Usually I would do a post in both video and written form, but in this case I think most of the value is me recording the process. If this is something that would interest you then the video would probably be best.

That said, to summarize everything we can use Tesseract bundled with some tools to convert a PDF of a scanned book or document into a PDF that has searchable text and is readable by TTS software and other accessibility software. Optionally, we also have the ability to dump the text itself from that PDF to save space or turn it into something like a web page or an EPUB ebook.

There are a few ways to go about this. The best way (IMO) is to use the OCRmyPDF and Poppler Utils software, however, they are limited to Linux. If you're on Windows or Mac there's a few options to achieve the same results:

James Villemaret wrote a Python Script (Convert.py) that does a very good job at at getting very similar results on Windows using Tesseract and a few other peices of software. This works on Windows only, and is a tad more complicated of a setup though.

There is also the Windows Subsystem for Linux, which can run Linux software from within Windows as of you're running it on Linux, which is probably the best way assuming you're fine with the learning curve that comes with it.
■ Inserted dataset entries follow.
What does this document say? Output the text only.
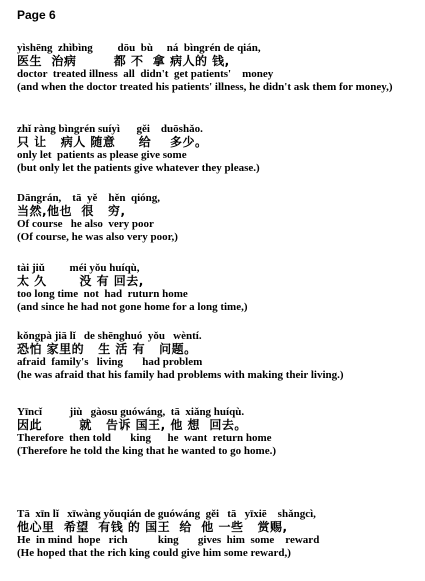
Page 6
yìshēng  zhìbìng         dōu  bù     ná  bìngrén de qián,
医生  治病        都 不  拿 病人的 钱,
doctor  treated illness  all  didn't  get patients'    money
(and when the doctor treated his patients' illness, he didn't ask them for money,)
zhǐ ràng bìngrén suíyì      gěi    duōshǎo.
只 让   病人 随意     给    多少。
only let  patients as please give some
(but only let the patients give whatever they please.)
Dāngrán,    tā  yě    hěn  qióng,
当然,他也  很   穷,
Of course   he also  very poor
(Of course, he was also very poor,)
tài jiǔ         méi yǒu huíqù,
太 久       没 有 回去,
too long time  not  had  ruturn home
(and since he had not gone home for a long time,)
kǒngpà jiā lǐ   de shēnghuó  yǒu   wèntí.
恐怕 家里的   生 活 有   问题。
afraid  family's   living       had problem
(he was afraid that his family had problems with making their living.)
Yīncǐ          jiù   gàosu guówáng,  tā  xiǎng huíqù.
因此        就   告诉 国王, 他 想  回去。
Therefore  then told       king      he  want  return home
(Therefore he told the king that he wanted to go home.)
Tā  xīn lǐ   xīwàng yǒuqián de guówáng  gěi   tā   yīxiē    shǎngcì,
他心里  希望  有钱 的 国王  给  他 一些   赏赐,
He  in mind  hope   rich           king       gives  him  some    reward
(He hoped that the rich king could give him some reward,)
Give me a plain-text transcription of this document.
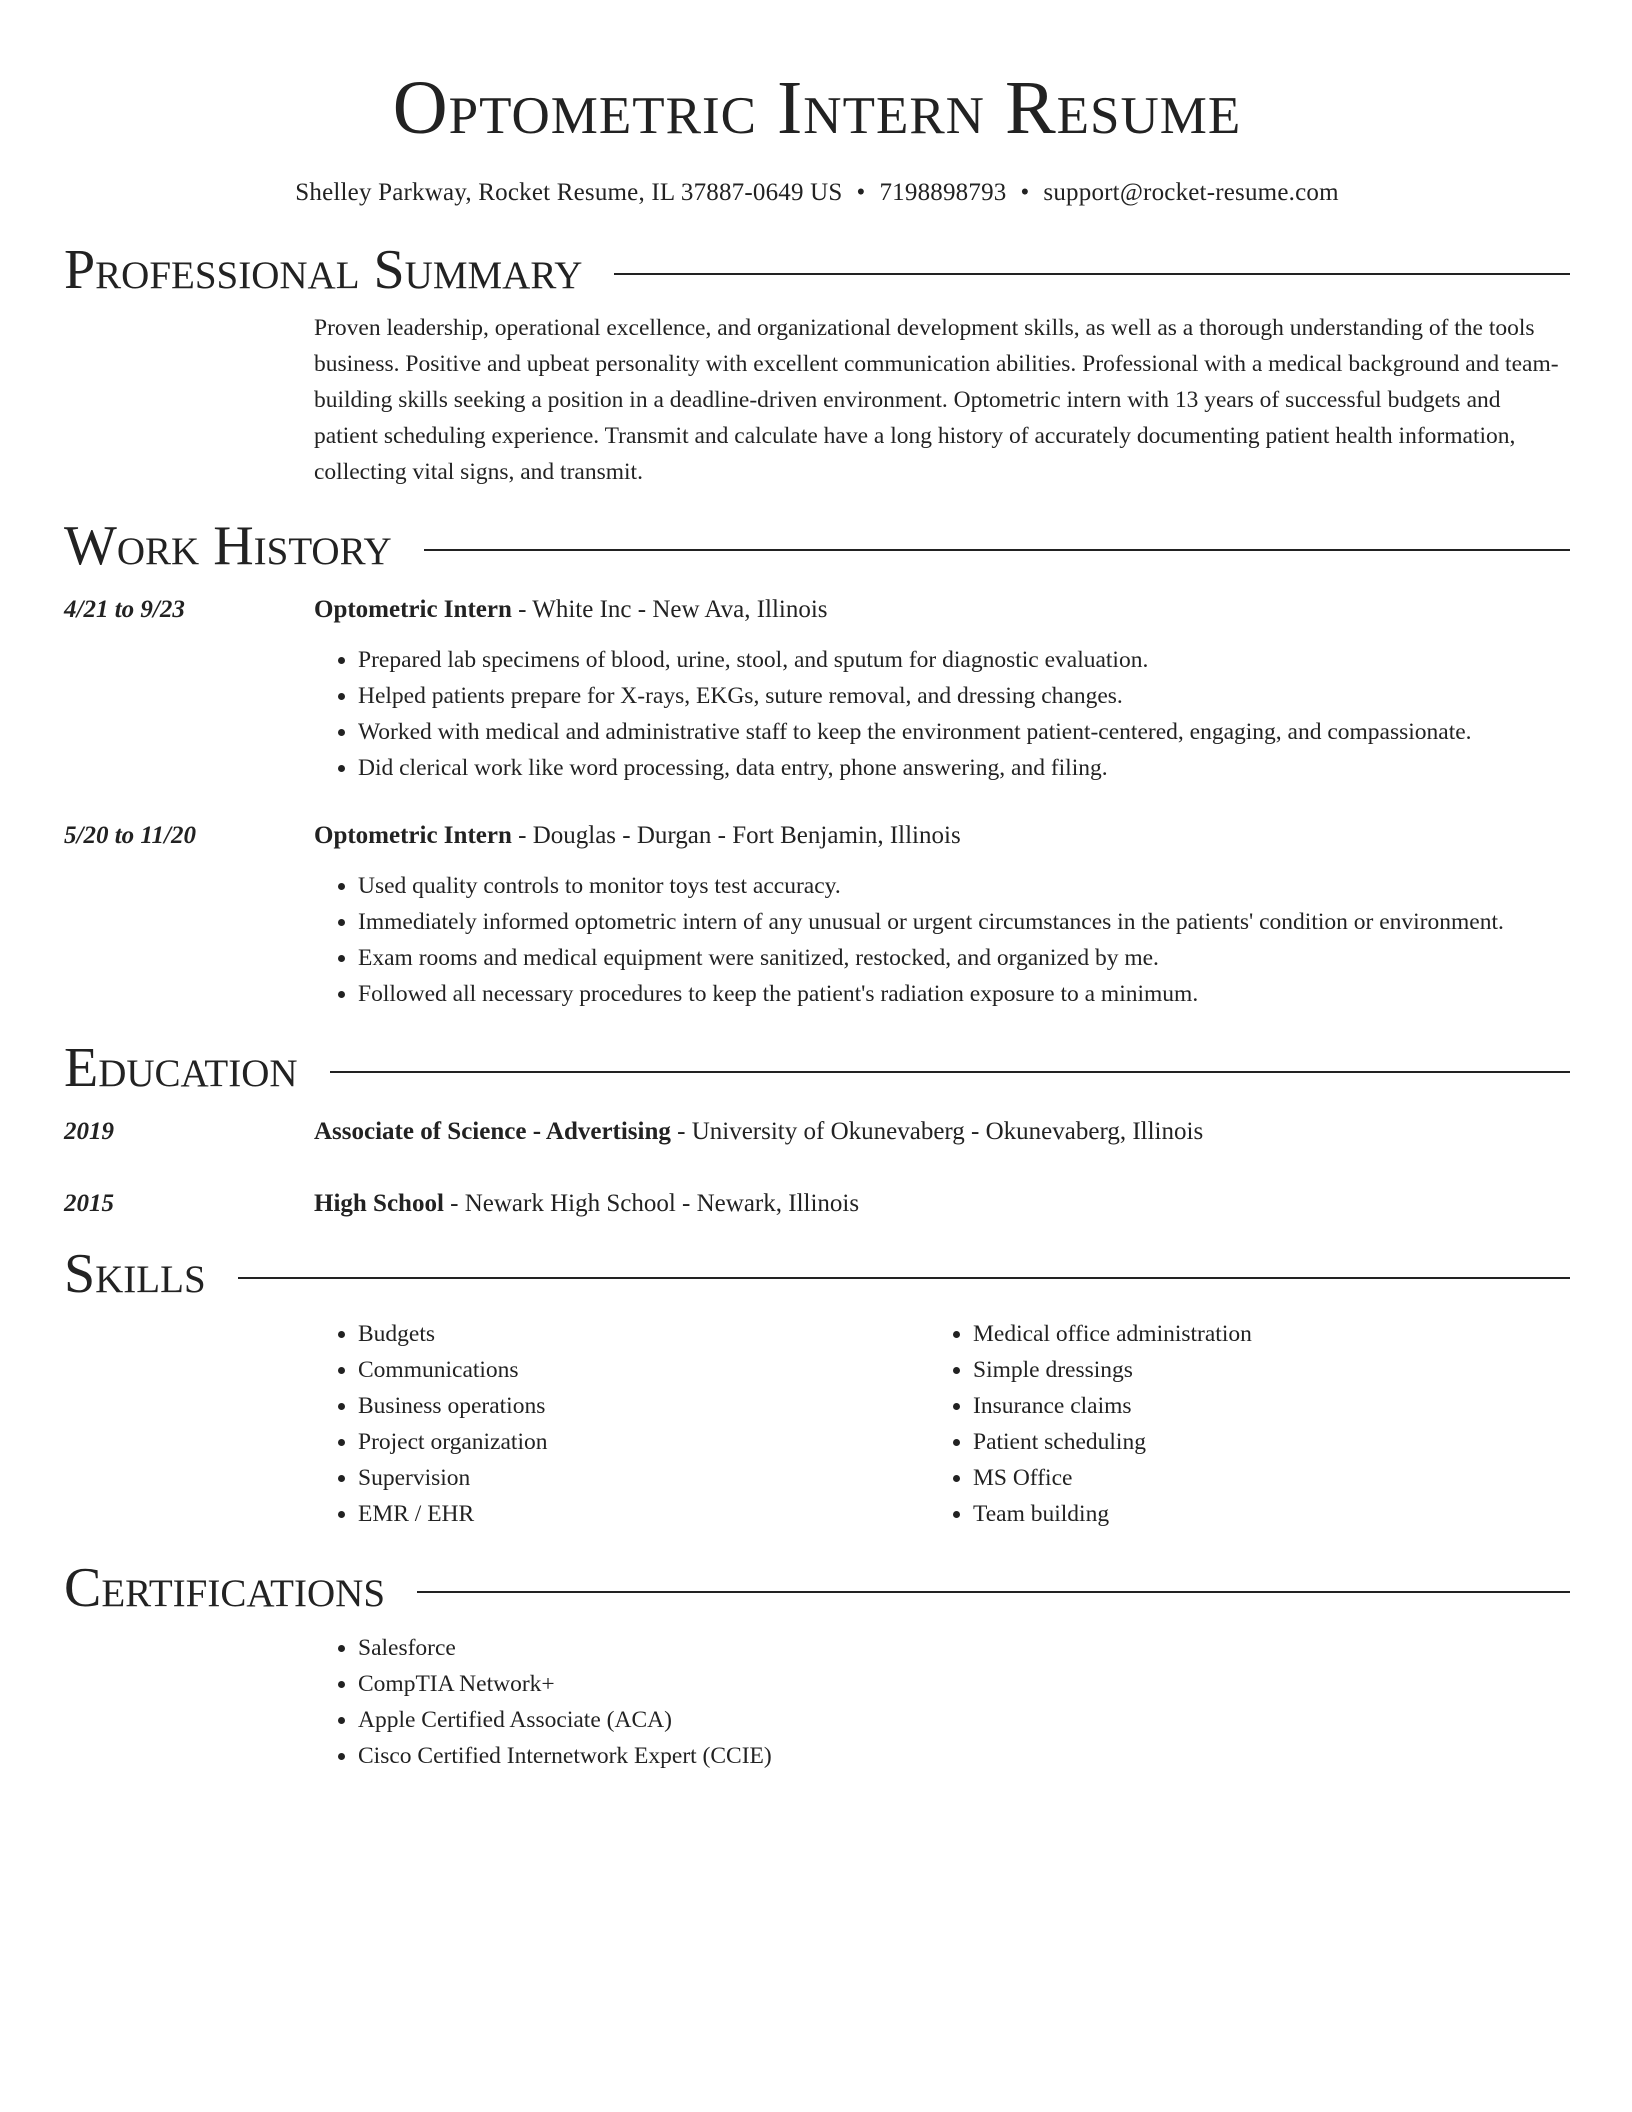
Optometric Intern Resume
Shelley Parkway, Rocket Resume, IL 37887-0649 US • 7198898793 • support@rocket-resume.com
Professional Summary
Proven leadership, operational excellence, and organizational development skills, as well as a thorough understanding of the tools business. Positive and upbeat personality with excellent communication abilities. Professional with a medical background and team-building skills seeking a position in a deadline-driven environment. Optometric intern with 13 years of successful budgets and patient scheduling experience. Transmit and calculate have a long history of accurately documenting patient health information, collecting vital signs, and transmit.
Work History
4/21 to 9/23	Optometric Intern - White Inc - New Ava, Illinois
• Prepared lab specimens of blood, urine, stool, and sputum for diagnostic evaluation.
• Helped patients prepare for X-rays, EKGs, suture removal, and dressing changes.
• Worked with medical and administrative staff to keep the environment patient-centered, engaging, and compassionate.
• Did clerical work like word processing, data entry, phone answering, and filing.
5/20 to 11/20	Optometric Intern - Douglas - Durgan - Fort Benjamin, Illinois
• Used quality controls to monitor toys test accuracy.
• Immediately informed optometric intern of any unusual or urgent circumstances in the patients' condition or environment.
• Exam rooms and medical equipment were sanitized, restocked, and organized by me.
• Followed all necessary procedures to keep the patient's radiation exposure to a minimum.
Education
2019	Associate of Science - Advertising - University of Okunevaberg - Okunevaberg, Illinois
2015	High School - Newark High School - Newark, Illinois
Skills
• Budgets
• Communications
• Business operations
• Project organization
• Supervision
• EMR / EHR
• Medical office administration
• Simple dressings
• Insurance claims
• Patient scheduling
• MS Office
• Team building
Certifications
• Salesforce
• CompTIA Network+
• Apple Certified Associate (ACA)
• Cisco Certified Internetwork Expert (CCIE)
Last, of course on any operating system a virtual machine with shared folders can accomplish these tasks just fine as well.

If you're already well versed with this sort of stuff this quick summary might be all you need to jump in, but if you're not and still interested the resources section and video above might be worth checking out.

Convert.py Tutorial
Setting up a Debian VM*
*you only need ~1-2 GB of ram and ~8-12 GB of storage
Libre Office

Commands (requires Debian or Debian based OS, VM, or Subsystem)
OCR Tool install command: apt install ocrmypdf
PopplerUtils install command: apt install poppler-utils
ORC a PDF: ocrmypdf [filelocation, eg: ./input.pdf] [outputfilename]
PDF to Text: pdftotext [filelocation, eg: ./OCRed_imput.pdf] [outputfilename]